The Most Common STD You've Never Heard Of

Guest Article - Dr. Angie Stoehr, MD FACOG

Catching an STD can seem like a huge deal. The good news is, most STDs are easily treated, and even curable. The problem is, you need to know you have it to get treated... and with this STD, only 30% of people have symptoms!  You can pass it on or catch it without even knowing. And if you’re the one with symptoms, it’s not super pleasant.

So, what is this bug? It’s called Trichomoniasis, or trich (“trick") for short. And it’s a type of parasite. Gross, right? Under a microscope, you can watch it wiggle.  It’s the second most common STD in the US, right after HPV and just before genital Herpes. There are about 2-3 million cases in the US every year. Without treatment, it can live in your genitals for YEARS! The testing involves either a vaginal/penile swab, or a urine specimen that your doctor will send to the lab.

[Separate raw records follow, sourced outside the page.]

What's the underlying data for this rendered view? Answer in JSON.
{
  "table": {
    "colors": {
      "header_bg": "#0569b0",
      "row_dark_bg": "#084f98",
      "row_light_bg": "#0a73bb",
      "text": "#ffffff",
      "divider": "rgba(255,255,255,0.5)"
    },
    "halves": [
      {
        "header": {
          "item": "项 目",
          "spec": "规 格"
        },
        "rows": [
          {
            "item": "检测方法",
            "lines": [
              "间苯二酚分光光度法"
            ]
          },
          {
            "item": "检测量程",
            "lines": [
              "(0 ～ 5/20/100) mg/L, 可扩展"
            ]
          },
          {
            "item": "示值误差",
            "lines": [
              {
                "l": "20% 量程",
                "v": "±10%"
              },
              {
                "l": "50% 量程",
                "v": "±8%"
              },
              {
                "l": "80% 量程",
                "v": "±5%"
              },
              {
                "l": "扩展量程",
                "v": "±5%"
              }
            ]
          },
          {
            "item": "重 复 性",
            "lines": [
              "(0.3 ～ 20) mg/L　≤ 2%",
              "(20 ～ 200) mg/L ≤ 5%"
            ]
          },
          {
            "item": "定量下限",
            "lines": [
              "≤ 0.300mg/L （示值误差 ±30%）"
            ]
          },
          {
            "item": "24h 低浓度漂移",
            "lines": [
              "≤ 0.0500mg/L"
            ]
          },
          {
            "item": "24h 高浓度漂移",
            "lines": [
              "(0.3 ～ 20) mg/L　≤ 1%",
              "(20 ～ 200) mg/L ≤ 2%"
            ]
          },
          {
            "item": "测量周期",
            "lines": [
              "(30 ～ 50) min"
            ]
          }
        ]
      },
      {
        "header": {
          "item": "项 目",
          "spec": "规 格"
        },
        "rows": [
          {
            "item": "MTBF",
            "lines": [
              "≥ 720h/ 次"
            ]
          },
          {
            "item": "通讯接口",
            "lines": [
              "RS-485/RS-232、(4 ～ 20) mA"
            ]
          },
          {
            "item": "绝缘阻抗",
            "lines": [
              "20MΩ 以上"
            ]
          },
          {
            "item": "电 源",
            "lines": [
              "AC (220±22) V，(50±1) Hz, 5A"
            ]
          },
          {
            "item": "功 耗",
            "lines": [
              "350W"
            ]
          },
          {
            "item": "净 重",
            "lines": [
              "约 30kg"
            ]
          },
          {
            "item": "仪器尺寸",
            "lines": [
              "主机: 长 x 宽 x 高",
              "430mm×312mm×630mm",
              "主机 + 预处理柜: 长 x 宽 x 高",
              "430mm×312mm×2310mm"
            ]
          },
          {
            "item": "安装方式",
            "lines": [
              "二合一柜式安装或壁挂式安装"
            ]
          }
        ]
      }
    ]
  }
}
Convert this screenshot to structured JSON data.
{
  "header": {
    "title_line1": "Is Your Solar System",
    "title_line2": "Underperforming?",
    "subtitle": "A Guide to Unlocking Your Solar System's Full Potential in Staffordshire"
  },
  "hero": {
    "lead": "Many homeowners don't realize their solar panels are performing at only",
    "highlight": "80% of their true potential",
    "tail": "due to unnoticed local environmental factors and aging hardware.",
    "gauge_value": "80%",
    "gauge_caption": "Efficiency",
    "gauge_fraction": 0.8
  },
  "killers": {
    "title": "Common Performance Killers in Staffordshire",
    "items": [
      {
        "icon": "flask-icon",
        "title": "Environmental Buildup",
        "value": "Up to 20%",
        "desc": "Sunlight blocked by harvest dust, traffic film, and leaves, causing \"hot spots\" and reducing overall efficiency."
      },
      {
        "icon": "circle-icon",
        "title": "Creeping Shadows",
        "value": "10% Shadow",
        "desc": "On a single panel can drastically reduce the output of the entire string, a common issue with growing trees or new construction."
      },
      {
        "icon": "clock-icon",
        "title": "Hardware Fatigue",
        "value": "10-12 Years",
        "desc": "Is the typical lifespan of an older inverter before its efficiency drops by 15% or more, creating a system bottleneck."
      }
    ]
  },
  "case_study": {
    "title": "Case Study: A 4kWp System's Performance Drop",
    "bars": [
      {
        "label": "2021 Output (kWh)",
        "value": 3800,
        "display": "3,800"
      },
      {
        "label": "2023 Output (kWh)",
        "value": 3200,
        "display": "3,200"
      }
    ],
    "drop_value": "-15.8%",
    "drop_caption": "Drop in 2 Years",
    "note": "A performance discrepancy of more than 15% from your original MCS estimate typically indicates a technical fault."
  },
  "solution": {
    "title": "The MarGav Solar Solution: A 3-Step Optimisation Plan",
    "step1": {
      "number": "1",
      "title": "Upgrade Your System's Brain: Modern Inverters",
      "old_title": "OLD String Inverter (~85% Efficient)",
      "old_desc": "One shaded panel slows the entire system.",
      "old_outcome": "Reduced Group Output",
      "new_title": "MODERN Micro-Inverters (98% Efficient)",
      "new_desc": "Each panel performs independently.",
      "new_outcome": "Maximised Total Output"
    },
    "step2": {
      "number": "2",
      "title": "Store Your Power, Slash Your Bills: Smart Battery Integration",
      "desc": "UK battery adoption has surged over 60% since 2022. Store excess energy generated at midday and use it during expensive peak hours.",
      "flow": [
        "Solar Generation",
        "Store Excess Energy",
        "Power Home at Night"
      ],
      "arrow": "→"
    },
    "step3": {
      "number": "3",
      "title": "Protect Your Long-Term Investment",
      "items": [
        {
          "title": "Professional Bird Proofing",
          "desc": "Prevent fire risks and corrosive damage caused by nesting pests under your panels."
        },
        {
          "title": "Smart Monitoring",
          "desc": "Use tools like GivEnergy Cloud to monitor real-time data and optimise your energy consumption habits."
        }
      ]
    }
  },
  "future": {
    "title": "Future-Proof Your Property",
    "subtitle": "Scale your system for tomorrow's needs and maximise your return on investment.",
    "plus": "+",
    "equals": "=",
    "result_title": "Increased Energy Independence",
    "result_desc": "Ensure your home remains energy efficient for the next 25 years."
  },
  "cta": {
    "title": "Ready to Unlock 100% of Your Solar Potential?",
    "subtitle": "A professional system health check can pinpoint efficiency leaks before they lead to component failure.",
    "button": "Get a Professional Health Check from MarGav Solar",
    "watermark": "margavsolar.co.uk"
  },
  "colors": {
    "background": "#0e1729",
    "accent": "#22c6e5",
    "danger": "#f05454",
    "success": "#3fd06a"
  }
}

If you’re the unlucky one with symptoms, here’s what to look for. Penis owners most often have itching or irritation in the penis. It can cause pain with ejaculation and burning with peeing. Worst case scenarios cause dripping discharge from the tip of the penis. In vagina owners, the symptoms are similar, with irritation and redness in the vagina and on the vulva, pain with voiding, and vaginal discharge. The discharge is classically thin yellow/greenish, lightly frothy, and smells like fish that’s just been microwaved.

Trich is most often passed from genitals to genitals. But these little parasites can live on sexual toys long enough to get passed on even without skin-to-skin contact. To avoid catching trich, be sure to use condoms, which provide great protection, and wash any commonly used sexual toys between users. It can’t live in the mouth or the anus, so oral and anal sex are ok.

Treatment is quick, just one dose of 2-4 tablets of a medication called flagyl. Don’t drink alcohol around taking the medication because it’ll cause severe nausea/vomiting. Once treated, either abstain from sex, or use condoms consistently for a few weeks.


About Dr. Stoehr:

Nurture Women's Health

Dr. Stoehr is a Gynecologist specializing in pelvic and sexual pain and sexual dysfunction. She has additional interests in narcotic free surgery and the intersection of medicine and alternative sexual lifestyles. She is passionate about making sure that people in the LS and all alternative sexual lifestyles are able to obtain the highest levels of healthcare without fear of prejudice or bias. This had led her to public speaking engagements in both medical arenas and the public to educate about the LS and how to approach medical care within this unique setting.